2012 foi um ano badalado para a memória de Alfred Hitchcock. Primeiramente a HBO fez para a TV americana o filme The girl, com Toby Jones como o Mestre do suspense e Sienna Miller como Tippi Hedren. Um filme que incomodou muitos fãs de Hitchcock por mostrá-lo sob uma ótica mais pesada, de homem que perdeu totalmente a linha na tentativa de sedução à Tippi Hedren.

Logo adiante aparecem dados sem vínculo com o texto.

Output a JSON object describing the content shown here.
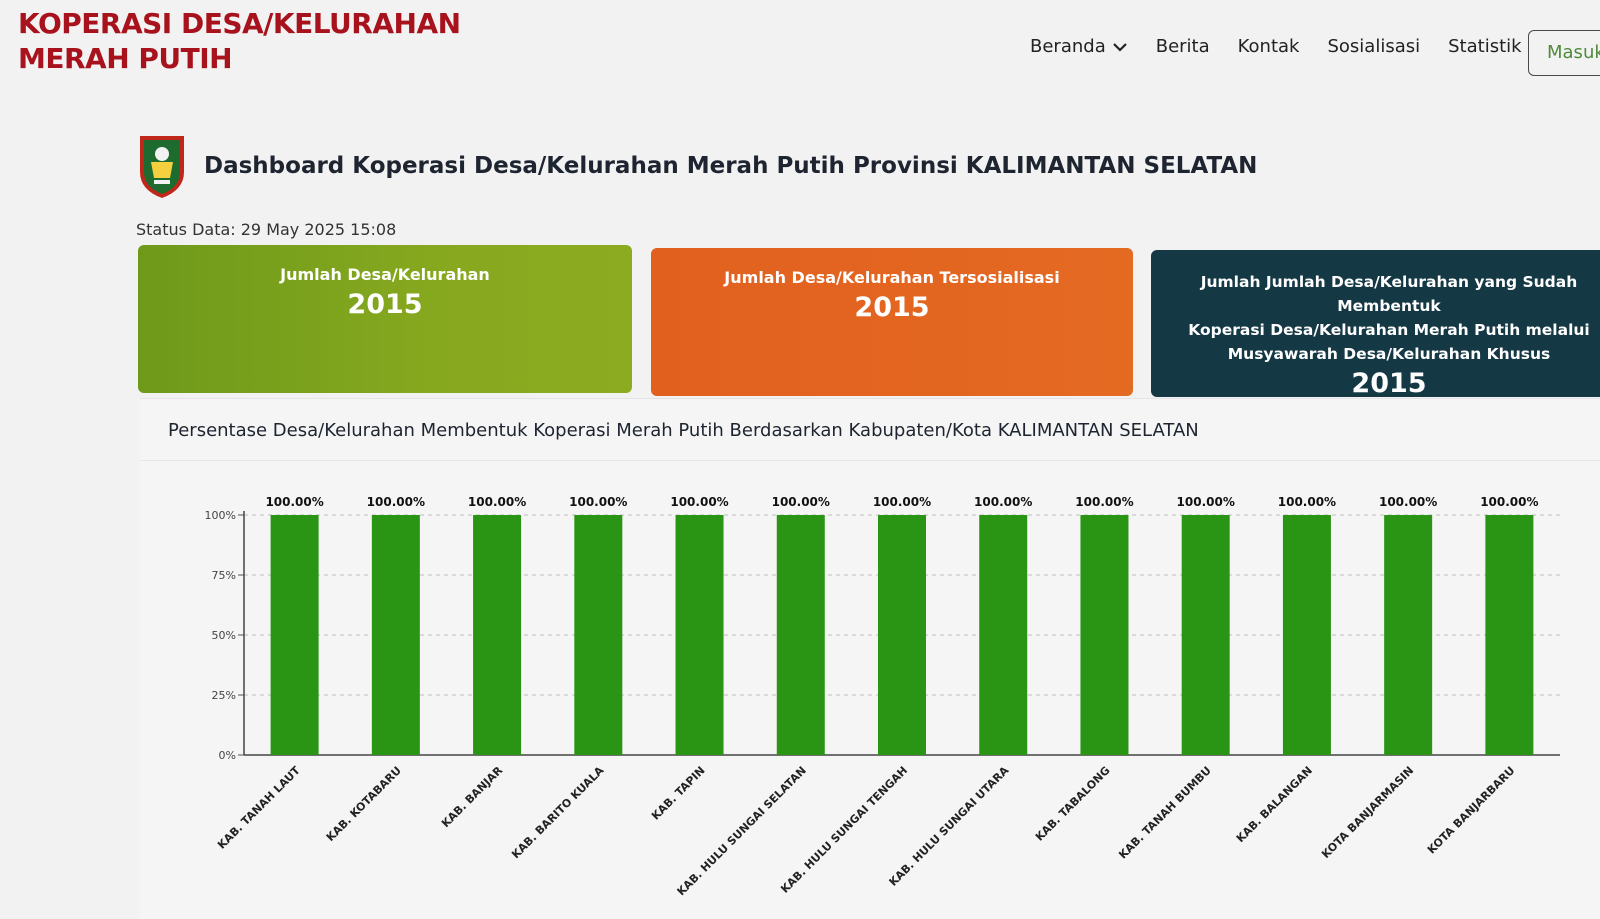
{
  "header": {
    "brand_line1": "KOPERASI DESA/KELURAHAN",
    "brand_line2": "MERAH PUTIH",
    "nav": [
      {
        "label": "Beranda",
        "icon": "chevron-down-icon"
      },
      {
        "label": "Berita"
      },
      {
        "label": "Kontak"
      },
      {
        "label": "Sosialisasi"
      },
      {
        "label": "Statistik"
      }
    ],
    "login_label": "Masuk"
  },
  "dashboard": {
    "title": "Dashboard Koperasi Desa/Kelurahan Merah Putih Provinsi KALIMANTAN SELATAN",
    "status": "Status Data: 29 May 2025 15:08",
    "cards": [
      {
        "label": "Jumlah Desa/Kelurahan",
        "value": "2015",
        "color": "#7fa31d"
      },
      {
        "label": "Jumlah Desa/Kelurahan Tersosialisasi",
        "value": "2015",
        "color": "#e3651f"
      },
      {
        "label_lines": [
          "Jumlah Jumlah Desa/Kelurahan yang Sudah Membentuk",
          "Koperasi Desa/Kelurahan Merah Putih melalui",
          "Musyawarah Desa/Kelurahan Khusus"
        ],
        "value": "2015",
        "color": "#153845"
      }
    ],
    "chart_title": "Persentase Desa/Kelurahan Membentuk Koperasi Merah Putih Berdasarkan Kabupaten/Kota KALIMANTAN SELATAN"
  },
  "chart_data": {
    "type": "bar",
    "categories": [
      "KAB. TANAH LAUT",
      "KAB. KOTABARU",
      "KAB. BANJAR",
      "KAB. BARITO KUALA",
      "KAB. TAPIN",
      "KAB. HULU SUNGAI SELATAN",
      "KAB. HULU SUNGAI TENGAH",
      "KAB. HULU SUNGAI UTARA",
      "KAB. TABALONG",
      "KAB. TANAH BUMBU",
      "KAB. BALANGAN",
      "KOTA BANJARMASIN",
      "KOTA BANJARBARU"
    ],
    "values": [
      100,
      100,
      100,
      100,
      100,
      100,
      100,
      100,
      100,
      100,
      100,
      100,
      100
    ],
    "data_labels": [
      "100.00%",
      "100.00%",
      "100.00%",
      "100.00%",
      "100.00%",
      "100.00%",
      "100.00%",
      "100.00%",
      "100.00%",
      "100.00%",
      "100.00%",
      "100.00%",
      "100.00%"
    ],
    "y_ticks": [
      "0%",
      "25%",
      "50%",
      "75%",
      "100%"
    ],
    "ylim": [
      0,
      100
    ],
    "grid": true,
    "bar_color": "#2a9414"
  }
}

Este filme do diretor Sacha Gervasi, porém, joga uma luz bem mais suave em cima do diretor inglês, reconhecendo alguns de seus notórios defeitos, mas em um tom mais reverente para com ele, até por retratar um período muito feliz (mesmo que atribulado) de sua vida, o da produção de Psicose, um dos maiores clássicos do Cinema de todos os tempos, que foi um fenômeno de bilheteria e valorizou muito o gênero Terror, além de mudar inclusive a forma com que as pessoas iam ao Cinema (terminando com o antigo hábito de muitos chegarem no meio de uma sessão), para que o charme e os segredos de Psicose não se perdessem.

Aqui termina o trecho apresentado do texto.